The actual term refers to the length of time a watch can run after it has been wound in its entirety. Every mechanical style watch has a very specific duration of time it will work before needing to be re-wound.
In order to power up the watch, a spring is wound very tight and carefully located within either a cylinder or a barrel. The tension from the spring releases slightly over the course of time, on a constant basis. The regularity of the spring releasing is what powers the watch over the course of time.
The Power Reserve is different from one watch to the next. Many factors play a role in this determination including whether it has been manually or automatically wound.
There is generally an indicator in some form that appears on the face of the watch. This will alert the wearer of the power reserve. Some come by marking days, hours or even a plus or minus sign to subtly demonstrate the need to add more power.

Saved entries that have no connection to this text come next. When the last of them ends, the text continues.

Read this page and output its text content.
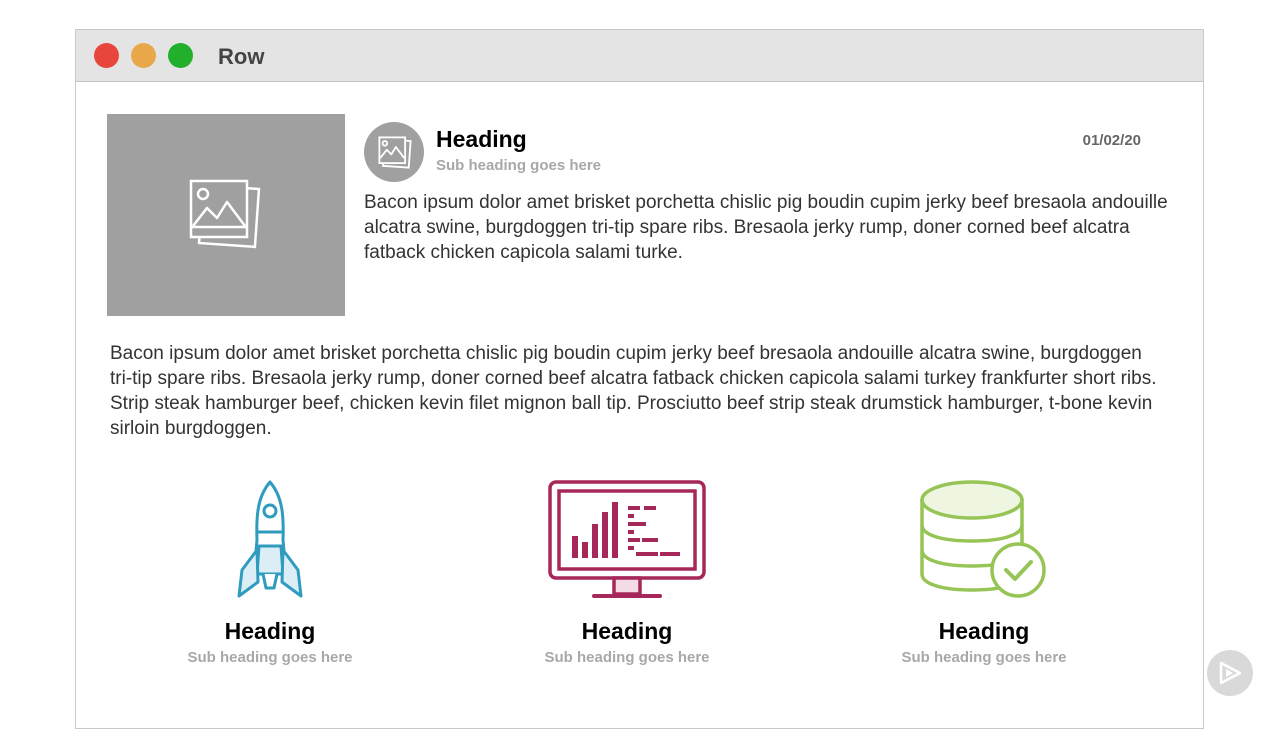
Row
Heading
Sub heading goes here
01/02/20
Bacon ipsum dolor amet brisket porchetta chislic pig boudin cupim jerky beef bresaola andouille alcatra swine, burgdoggen tri-tip spare ribs. Bresaola jerky rump, doner corned beef alcatra fatback chicken capicola salami turke.
Bacon ipsum dolor amet brisket porchetta chislic pig boudin cupim jerky beef bresaola andouille alcatra swine, burgdoggen tri-tip spare ribs. Bresaola jerky rump, doner corned beef alcatra fatback chicken capicola salami turkey frankfurter short ribs. Strip steak hamburger beef, chicken kevin filet mignon ball tip. Prosciutto beef strip steak drumstick hamburger, t-bone kevin sirloin burgdoggen.
Heading
Sub heading goes here
Heading
Sub heading goes here
Heading
Sub heading goes here
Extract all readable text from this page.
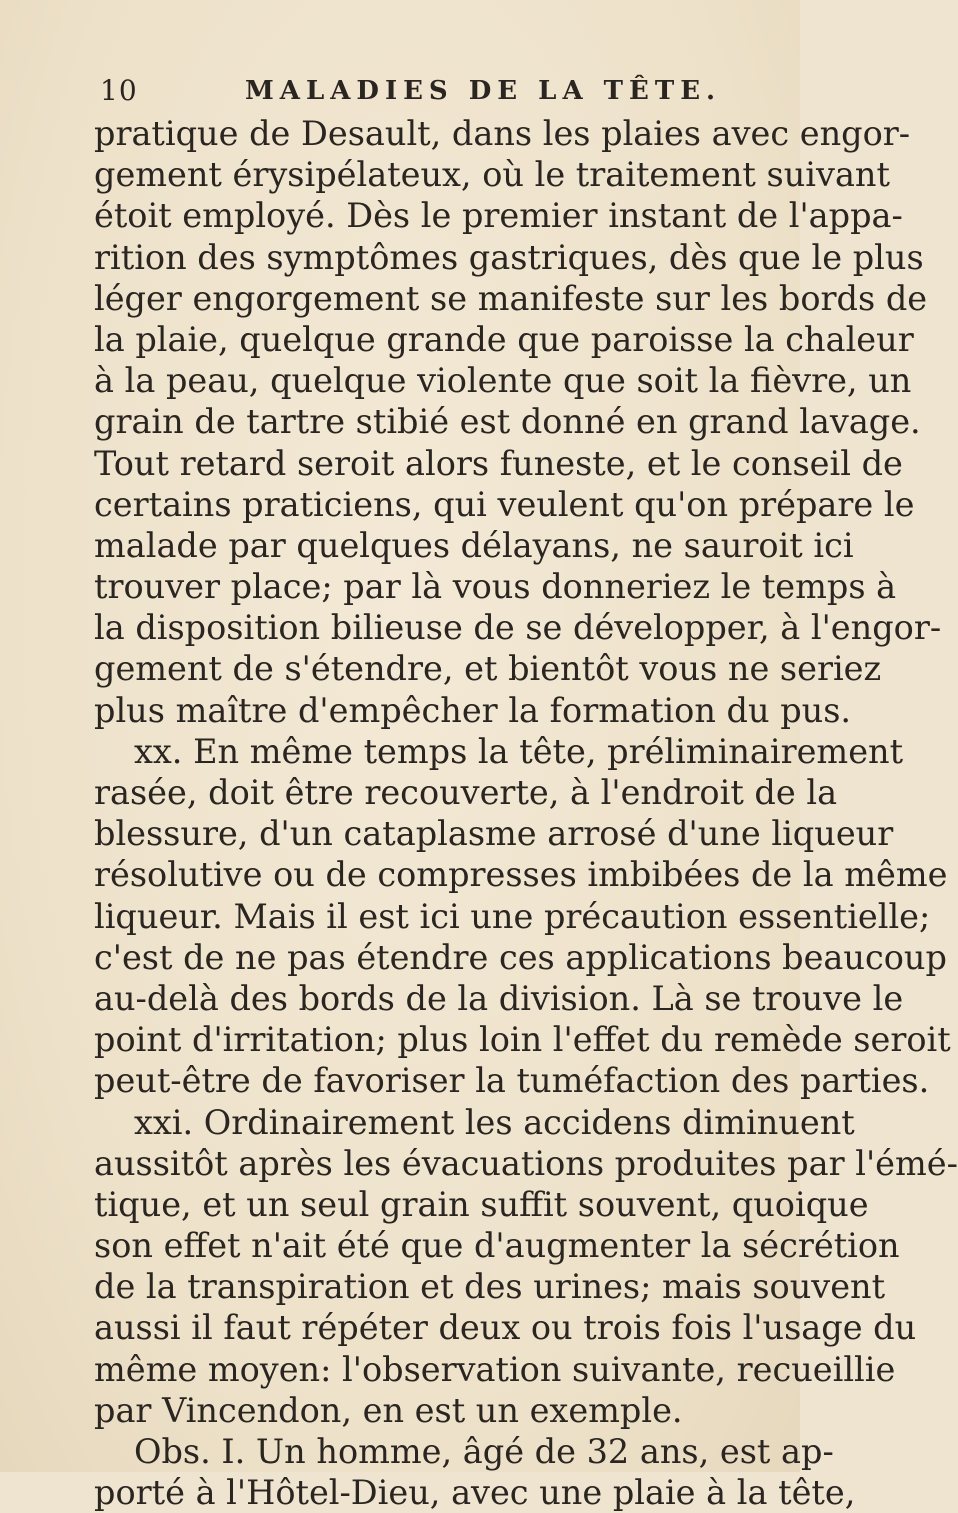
10	MALADIES DE LA TÊTE.
pratique de Desault, dans les plaies avec engor-
gement érysipélateux, où le traitement suivant
étoit employé. Dès le premier instant de l'appa-
rition des symptômes gastriques, dès que le plus
léger engorgement se manifeste sur les bords de
la plaie, quelque grande que paroisse la chaleur
à la peau, quelque violente que soit la fièvre, un
grain de tartre stibié est donné en grand lavage.
Tout retard seroit alors funeste, et le conseil de
certains praticiens, qui veulent qu'on prépare le
malade par quelques délayans, ne sauroit ici
trouver place; par là vous donneriez le temps à
la disposition bilieuse de se développer, à l'engor-
gement de s'étendre, et bientôt vous ne seriez
plus maître d'empêcher la formation du pus.
xx. En même temps la tête, préliminairement
rasée, doit être recouverte, à l'endroit de la
blessure, d'un cataplasme arrosé d'une liqueur
résolutive ou de compresses imbibées de la même
liqueur. Mais il est ici une précaution essentielle;
c'est de ne pas étendre ces applications beaucoup
au-delà des bords de la division. Là se trouve le
point d'irritation; plus loin l'effet du remède seroit
peut-être de favoriser la tuméfaction des parties.
xxi. Ordinairement les accidens diminuent
aussitôt après les évacuations produites par l'émé-
tique, et un seul grain suffit souvent, quoique
son effet n'ait été que d'augmenter la sécrétion
de la transpiration et des urines; mais souvent
aussi il faut répéter deux ou trois fois l'usage du
même moyen: l'observation suivante, recueillie
par Vincendon, en est un exemple.
Obs. I. Un homme, âgé de 32 ans, est ap-
porté à l'Hôtel-Dieu, avec une plaie à la tête,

However, some watchmakers may place an indicator on the back while others may not have any at all. There are automatic winders that can been attached to the watch to keep it powered properly when not being worn.
Manually wound watches are the ones that literally require you to wind them "by hand". Automatically wound watches contain a rotor that will advance while in use, but this only lasts a specific period of time. The average amount of time for an automatically wound timepiece is generally 38-42 hours, (however "by hand" can last for weeks).